General characteristics
- Class & type: Ivan Rogov-class landing ship
- Displacement: 11,580 tons standard; 14,060 tons full;
- Length: 157 m (515 ft)
- Beam: 23.8 m (78 ft)
- Draught: 6.7 m (22 ft)
- Propulsion: 2 shafts, 2 gas turbines, 2 × 18,000 hp (13,000 kW)
- Speed: 19 knots (35 km/h)
- Range: 7,500 nmi (13,890 km) at 14 knots (26 km/h)
- Capacity: 2,500 tons of cargo
- Complement: 239
- Armament: Osa-M surface-to-air missile system (1 × 2 launchers, 20 missiles); 76 mm AK-726 multipurpose gun (1 × 2 with 1000 rounds); 30 mm AK-630 air defence gun (4 × 6-barreled mounts with 16,000 cartridges); Grad-m 122 mm rocket launcher (1 with 320 rockets);
- Aircraft carried: 4 × Kamov Ka-27 or Ka-29 helicopters

= Russian landing ship Mitrofan Moskalenko =

Russian Navy landing ship

Mitrofan Moskalenko (Митрофан Москаленко) was a of the Russian Navy and part of the Northern Fleet.

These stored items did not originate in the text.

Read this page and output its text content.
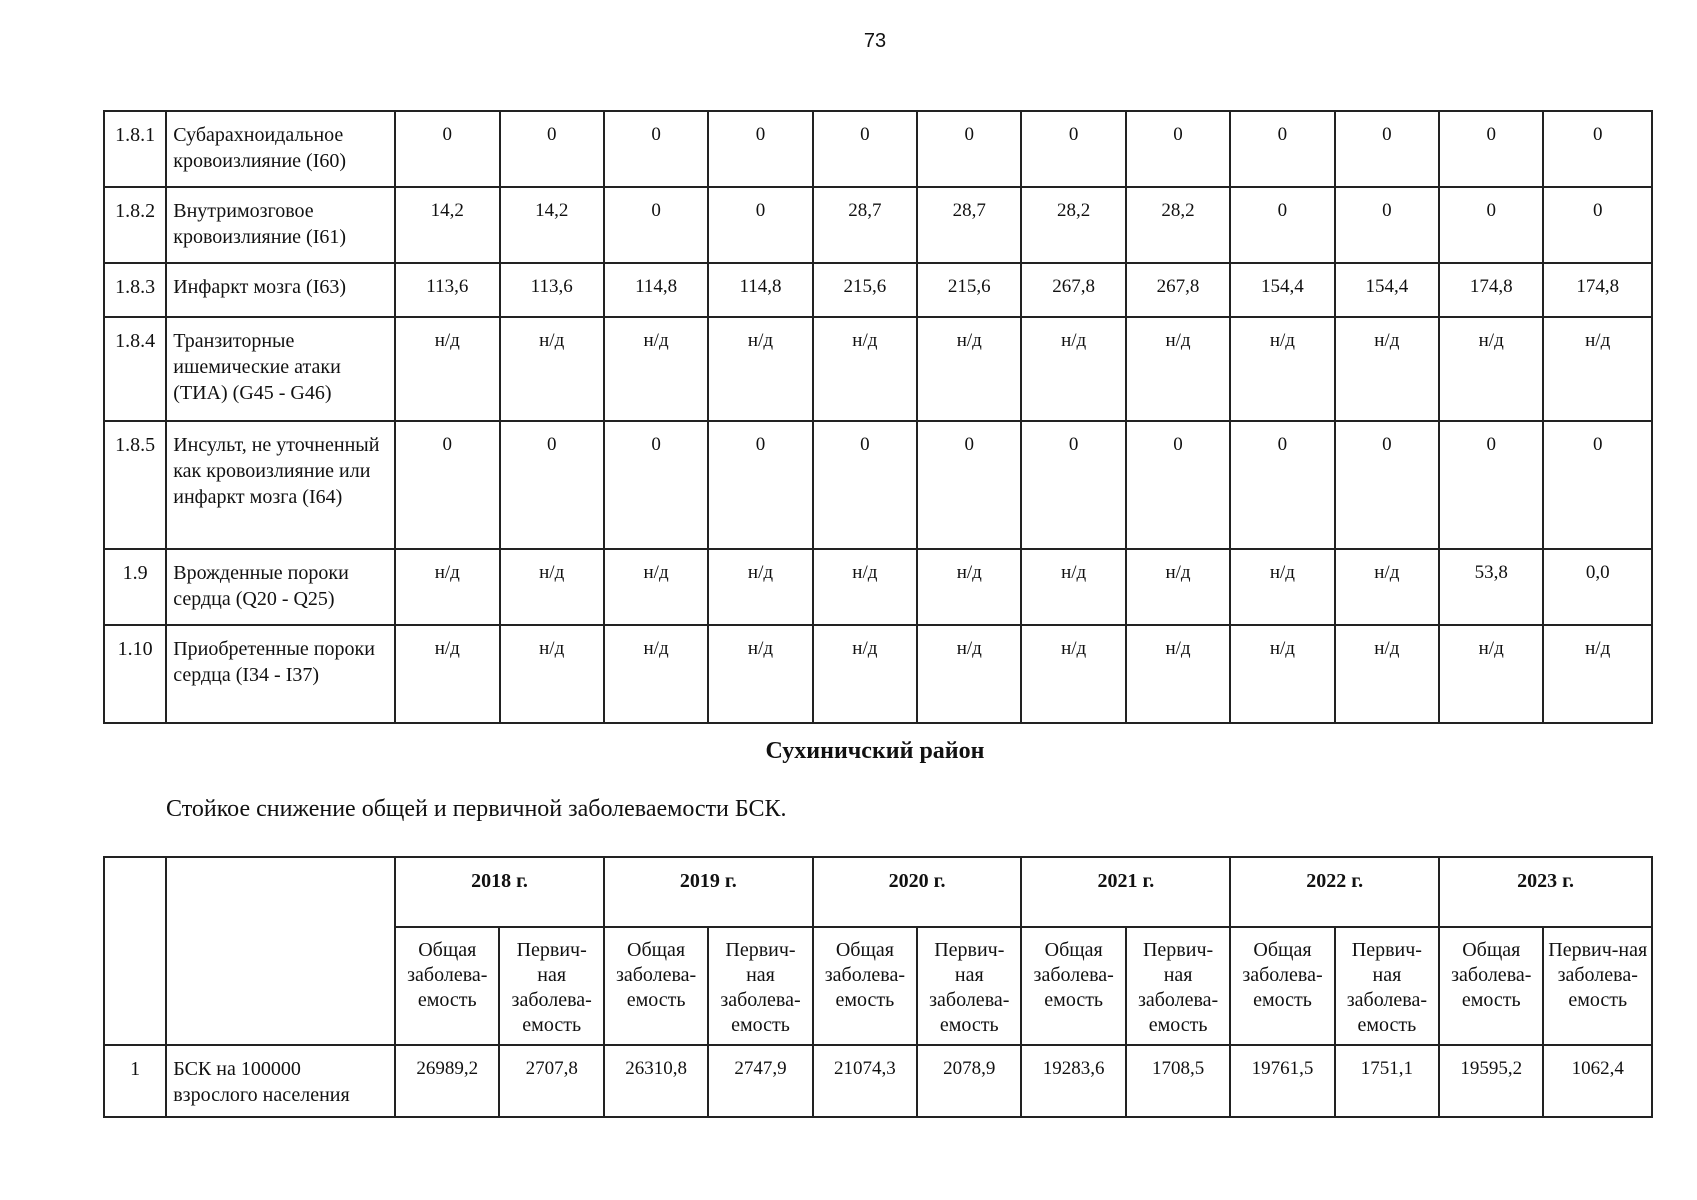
73
1.8.1	Субарахноидальное кровоизлияние (I60)	0	0	0	0	0	0	0	0	0	0	0	0
1.8.2	Внутримозговое кровоизлияние (I61)	14,2	14,2	0	0	28,7	28,7	28,2	28,2	0	0	0	0
1.8.3	Инфаркт мозга (I63)	113,6	113,6	114,8	114,8	215,6	215,6	267,8	267,8	154,4	154,4	174,8	174,8
1.8.4	Транзиторные ишемические атаки (ТИА) (G45 - G46)	н/д	н/д	н/д	н/д	н/д	н/д	н/д	н/д	н/д	н/д	н/д	н/д
1.8.5	Инсульт, не уточненный как кровоизлияние или инфаркт мозга (I64)	0	0	0	0	0	0	0	0	0	0	0	0
1.9	Врожденные пороки сердца (Q20 - Q25)	н/д	н/д	н/д	н/д	н/д	н/д	н/д	н/д	н/д	н/д	53,8	0,0
1.10	Приобретенные пороки сердца (I34 - I37)	н/д	н/д	н/д	н/д	н/д	н/д	н/д	н/д	н/д	н/д	н/д	н/д
Сухиничский район
Стойкое снижение общей и первичной заболеваемости БСК.
		2018 г.		2019 г.		2020 г.		2021 г.		2022 г.		2023 г.	
		Общая заболева-емость	Первич-ная заболева-емость	Общая заболева-емость	Первич-ная заболева-емость	Общая заболева-емость	Первич-ная заболева-емость	Общая заболева-емость	Первич-ная заболева-емость	Общая заболева-емость	Первич-ная заболева-емость	Общая заболева-емость	Первич-ная заболева-емость
1	БСК на 100000 взрослого населения	26989,2	2707,8	26310,8	2747,9	21074,3	2078,9	19283,6	1708,5	19761,5	1751,1	19595,2	1062,4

Named after the Soviet Navy officer Mitrofan Moskalenko, the ship was built in Kaliningrad and launched in 1988. She was decommissioned in 2006 and has been put up for scrapping.

==Construction and commissioning==
Mitrofan Moskalenko was built by Yantar Shipyard, in Kaliningrad. She was laid down in May 1984, and launched in 1988. She was commissioned into the Soviet Navy on 23 September 1990 as part of its Northern Fleet, homeported in Severomorsk, and with the dissolution of the Soviet Union in late December 1991, she went on to serve in the Russian Navy.

==Career==
Mitrofan Moskalenko was one of a three ship class, designated by the Russians as Project 1174 («Носорог»). The ships were classified as BDK (БДК) for Большой десантный корабль. Mitrofan Moskalenko was the only ship of her class to be assigned to the Northern Fleet, her sister ships Ivan Rogov and Aleksandr Nikolayev were both assigned to the Pacific Fleet. On completion at Kaliningrad, she sailed to Severomorsk and became the flagship of the Northern Fleet's 37th Landing Ship Division.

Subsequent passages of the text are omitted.